На арене, правда, еще ни быка, ни человека, хотя всюду в амфитеатре царит напряжение и беспокойство, бурлит возбужденный гул нетерпеливых многочисленных болельщиков, которые все до единого жаждут, чтобы все произошло быстрее, произошло яростно и жестоко, с острейшими опасностями, с меткими ударами, с кровью такой, чтобы брызгала с арены во все стороны, прямо в глаза трибунам!
Жанетта проводит нас на заказанные ранее места, на панбархат наш никто не обращает внимания, издали завидев нас, энергично подают знаки молодые хлопцы из мэрии, вместе с ними приветливо машет рукой нам седовласый, с красивой осанкой человек — председатель местного отделения Общества дружбы, добрый наш знакомый, с которым мы уже успели подружиться за дни пребывания здесь. В прошлом он военный летчик, именно от него услышали мы удивительную историю, что произошла когда-то в авиаполку «Нормандия — Неман», где и наш знакомый во время войны не раз поднимался в небо, чтобы вступить в бой с фашистскими стервятниками. Вот тогда и произошел случай, о котором хорошо было бы узнать всем этим безусым болельщикам, безумствующим рыцарям корриды… Хотелось бы, чтобы каждому здесь стало видно, как летят в небе двое, хотя наземные службы считали, что летит там один… Когда во время наступления летчики, меняя аэродромы, перегоняли свои самолеты вперед, случалось иногда так, что, скажем, Пьер или кто-то другой, вопреки правилам, без ведома служб, бывало, прихватывал на борт и своего наземного механика, буквально «упаковывал его в фюзеляж», как выразился этот наш знакомый за ужином накануне. Именно так и летели они вдвоем, и когда попали под зенитный обстрел, когда струей горячей смазки ударило ему в лицо и сквозь дым и пламя услышан был по радио приказ с земли: воспользовавшись парашютом, покинуть самолет — разве мог он такое сделать? Разве мог прибегнуть к парашюту, зная, что рядом с ним, доверившись ему, закупоренный в фюзеляже, без парашюта летит его механик и друг Иван Полтавец? Сели-упали на пашню, и пусть израненные оба, но не ушли в небытие, остались вместе для жизни…

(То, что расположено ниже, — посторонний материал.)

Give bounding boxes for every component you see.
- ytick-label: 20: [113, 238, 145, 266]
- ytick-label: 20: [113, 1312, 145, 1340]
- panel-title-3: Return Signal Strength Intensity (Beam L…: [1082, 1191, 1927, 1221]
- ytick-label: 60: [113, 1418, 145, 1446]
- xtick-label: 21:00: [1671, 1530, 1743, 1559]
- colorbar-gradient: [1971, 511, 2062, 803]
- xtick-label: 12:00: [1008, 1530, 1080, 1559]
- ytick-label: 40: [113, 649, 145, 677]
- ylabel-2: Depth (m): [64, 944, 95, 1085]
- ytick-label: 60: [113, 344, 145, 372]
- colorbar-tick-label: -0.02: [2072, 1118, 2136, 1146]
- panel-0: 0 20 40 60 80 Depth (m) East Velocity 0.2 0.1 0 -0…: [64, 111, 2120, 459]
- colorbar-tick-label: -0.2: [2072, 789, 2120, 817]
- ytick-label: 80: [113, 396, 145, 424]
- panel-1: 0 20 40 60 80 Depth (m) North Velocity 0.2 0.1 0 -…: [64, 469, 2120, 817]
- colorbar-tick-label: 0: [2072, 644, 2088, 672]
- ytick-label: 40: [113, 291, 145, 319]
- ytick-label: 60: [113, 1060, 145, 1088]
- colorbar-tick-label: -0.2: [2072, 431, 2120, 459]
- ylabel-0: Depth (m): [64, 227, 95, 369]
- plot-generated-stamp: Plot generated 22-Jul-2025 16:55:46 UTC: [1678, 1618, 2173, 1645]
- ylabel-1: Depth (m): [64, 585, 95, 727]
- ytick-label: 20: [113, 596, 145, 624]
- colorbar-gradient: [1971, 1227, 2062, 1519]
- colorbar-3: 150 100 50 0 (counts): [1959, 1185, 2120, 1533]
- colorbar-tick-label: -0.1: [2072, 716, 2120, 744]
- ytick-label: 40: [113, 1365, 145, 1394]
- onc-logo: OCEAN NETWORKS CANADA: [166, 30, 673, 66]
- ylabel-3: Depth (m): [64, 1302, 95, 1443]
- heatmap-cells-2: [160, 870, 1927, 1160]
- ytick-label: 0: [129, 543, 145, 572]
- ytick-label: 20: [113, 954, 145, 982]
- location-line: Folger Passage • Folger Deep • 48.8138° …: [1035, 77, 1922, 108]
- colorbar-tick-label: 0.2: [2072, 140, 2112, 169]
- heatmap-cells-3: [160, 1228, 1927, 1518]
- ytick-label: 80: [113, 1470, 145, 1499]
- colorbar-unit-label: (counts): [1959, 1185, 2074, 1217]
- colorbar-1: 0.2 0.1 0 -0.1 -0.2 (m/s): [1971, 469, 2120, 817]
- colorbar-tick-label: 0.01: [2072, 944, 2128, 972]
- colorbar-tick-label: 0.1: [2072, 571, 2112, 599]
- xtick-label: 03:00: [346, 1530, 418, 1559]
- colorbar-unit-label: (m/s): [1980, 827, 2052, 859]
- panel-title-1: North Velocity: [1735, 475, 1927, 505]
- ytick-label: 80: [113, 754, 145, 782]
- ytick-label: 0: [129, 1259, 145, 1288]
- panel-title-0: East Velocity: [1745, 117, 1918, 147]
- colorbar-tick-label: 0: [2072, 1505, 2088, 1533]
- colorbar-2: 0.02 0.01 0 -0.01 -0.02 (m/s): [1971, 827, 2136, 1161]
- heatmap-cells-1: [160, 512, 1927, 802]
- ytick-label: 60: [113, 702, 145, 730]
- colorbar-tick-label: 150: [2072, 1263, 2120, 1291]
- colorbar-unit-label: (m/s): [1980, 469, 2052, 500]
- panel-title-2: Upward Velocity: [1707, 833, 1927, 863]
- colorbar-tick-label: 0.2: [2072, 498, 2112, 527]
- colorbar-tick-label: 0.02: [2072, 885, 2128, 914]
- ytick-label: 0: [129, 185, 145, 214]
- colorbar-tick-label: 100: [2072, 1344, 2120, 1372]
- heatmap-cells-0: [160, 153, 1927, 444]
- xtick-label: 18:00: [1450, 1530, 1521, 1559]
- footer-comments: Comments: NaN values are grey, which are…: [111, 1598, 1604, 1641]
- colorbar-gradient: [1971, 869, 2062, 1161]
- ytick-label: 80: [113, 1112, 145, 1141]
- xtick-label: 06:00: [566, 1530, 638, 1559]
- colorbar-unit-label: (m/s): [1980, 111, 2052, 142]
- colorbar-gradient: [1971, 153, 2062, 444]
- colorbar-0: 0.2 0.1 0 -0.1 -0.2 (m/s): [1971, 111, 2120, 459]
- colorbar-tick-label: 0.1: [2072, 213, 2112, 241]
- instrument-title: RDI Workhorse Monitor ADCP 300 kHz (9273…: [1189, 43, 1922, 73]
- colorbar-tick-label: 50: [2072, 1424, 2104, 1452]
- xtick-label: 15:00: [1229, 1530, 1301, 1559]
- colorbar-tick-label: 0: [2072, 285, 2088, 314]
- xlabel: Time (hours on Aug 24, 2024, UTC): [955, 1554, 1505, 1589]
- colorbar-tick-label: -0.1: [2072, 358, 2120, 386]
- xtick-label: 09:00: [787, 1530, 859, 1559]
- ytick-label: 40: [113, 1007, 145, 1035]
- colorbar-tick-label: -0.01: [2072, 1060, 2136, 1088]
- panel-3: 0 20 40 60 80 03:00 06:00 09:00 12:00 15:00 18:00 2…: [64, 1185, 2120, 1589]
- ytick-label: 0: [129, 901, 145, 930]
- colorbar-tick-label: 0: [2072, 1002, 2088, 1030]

— Вот это дружба, — только и молвила Анна Адамовна, выслушав во время прогулки рассказ нашего французского друга. Весь вечер мы были под впечатлением услышанного, а сегодня и друг наш предстает перед нами словно иным, на корриде он появился в настроении приподнятом, никакой печали и горя в глазах, наверное, солнце и небо лазурное, небо удивительно светлое и высокое, эти кипящие жизнью трибуны — все вместе, видимо, придает нашему другу радостной душевной энергии, втягивает в другую стихию, где человек жаждет веселья, хочет забыться, пусть на время освободив себя от тысяч и тысяч будничных напряжений… Можно ли кого-либо винить за это? И разве мы сами не становимся сейчас такими же, очутившись здесь, где хмель жизни действует на нас опьяняюще, где эта дикая, веселая, тысячелетняя коррида так властно будоражит и захватывает душу каждого!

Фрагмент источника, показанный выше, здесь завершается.